Por Grazielle David*
Um argumento que está sendo bastante utilizado para alegar que Bolsonaro não representa um risco à democracia é que não há como classificá-lo como autoritário, dado que seu programa de governo defende uma proposta de economia neoliberal, formulada por Paulo Guedes. Entretanto, a história de países pós globalização nos anos de 1960, e especialmente após a crise econômica global de 2008, revela uma escalada tanto da adoção da austeridade econômica quanto do autoritarismo político de extrema direita.
A pauta central do neoliberalismo econômico é a desregulação, deixar o mercado completamente livre do Estado. Entretanto, o nome deveria ser re-regulamentação, uma vez que a regulamentação continua existindo, mas no sentido inverso. Isso é, no neoliberalismo o mercado passa a regular o Estado, retirando a política econômica do controle dos representantes eleitos democraticamente e, consequentemente, da própria sociedade. Um exemplo clássico observado em diversos países é o das pautas econômicas sendo superiores às sociais, como a adoção de limites orçamentários às despesas públicas, que no Brasil se concretizou com a Emenda Constitucional 95, conhecida como ‘teto dos gastos’ sociais e de investimento.
Porém, a questão é ainda mais ampla, já que o neoliberalismo requer não só uma re-regulação econômica, mas também social e política.
O programa de governo de Bolsonaro afirma que irá “zerar o déficit fiscal em um ano” e que irá simultaneamente “reduzir a carga tributária”. A política fiscal nesse aspecto é matemática, se pretendem reduzir o déficit fiscal em tão curto tempo associado a redução da carga tributária, necessariamente serão realizarão cortes orçamentários ainda mais severos nas políticas públicas e nos investimentos. O que também consta no programa.
Para isso, aprofundarão as políticas de Temer ao reduzirem ainda mais o financiamento para os serviços públicos, como saúde, educação, ciência e tecnologia e meio ambiente. Ainda, desconsiderando o fato de que o Brasil já está no seu menor nível de investimentos nos últimos 50 anos, manterão o teto dos gatos. Por fim, levarão adiante a proposta de capitalização da previdência, fazendo com que ela deixe de ser um direito. Essa é a parte de re-regulação social do neoliberalismo, com redução de direitos via restrição orçamentária e legal.
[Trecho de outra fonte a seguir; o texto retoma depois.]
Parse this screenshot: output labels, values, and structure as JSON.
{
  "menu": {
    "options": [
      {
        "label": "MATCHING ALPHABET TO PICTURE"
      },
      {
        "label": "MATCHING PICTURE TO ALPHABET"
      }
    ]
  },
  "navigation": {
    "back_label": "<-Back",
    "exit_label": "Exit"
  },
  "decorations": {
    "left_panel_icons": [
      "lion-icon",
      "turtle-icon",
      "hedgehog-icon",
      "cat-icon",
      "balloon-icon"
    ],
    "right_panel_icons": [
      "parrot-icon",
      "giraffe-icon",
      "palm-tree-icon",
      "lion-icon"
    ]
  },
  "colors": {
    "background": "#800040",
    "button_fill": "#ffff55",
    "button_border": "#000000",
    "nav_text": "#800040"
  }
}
O custo social e o atraso para o país que essas propostas representam ocasionarão convulsão social, com consequente necessidade de repressão agressiva. É aqui que entra a re-regulação política, com o autoritarismo sendo essencial para o controle das pessoas revoltadas com as medidas adotadas que lhes retira direitos e piora a vida. Nesse sentido, Bolsonaro já afirmou, um dia após o 1º turno, que irá acabar com toda forma de ativismo. A via mais fácil para isso: enquadrar movimentos sociais e ONGs na lei antiterrorismo, para os perseguir.
Revolta, repressão, mortes, instauração do medo, ampliação da pobreza e das desigualdades, redução de direitos; todos resultados não apenas possíveis como reais em países onde essa combinação proposta já foi adotada. O exemplo mais clássico é do Chile que, sob a ditadura de Pinochet nos anos de 1970 e 1980, constitucionalizou o neoliberalismo, com direitos reduzidos e protestos contidos com assassinatos.
Ainda hoje o povo chileno vivencia as consequências sociais do período autoritário, com mais de 3.200 mortos e 38 mil presos e torturados, são mais de 100 mil pessoas familiares de vítimas; saúde e educação sem ser direito a ser ofertado pelo Estado; direitos trabalhistas flexibilizados, com 70% dos novos postos de trabalho terceirizados e com salário abaixo do mínimo; previdência capitalizada, de baixo acesso e valores pagos inferiores ao salário mínimo, colocando muitos idosos em situação de rua.
Outro exemplo é do Peru, sob a era de Fujimori na década de 1990, que igualmente promoveu uma economia neoliberal associada ao autoritarismo político, com ampla perseguição de opositores, além da ampliação da corrupção.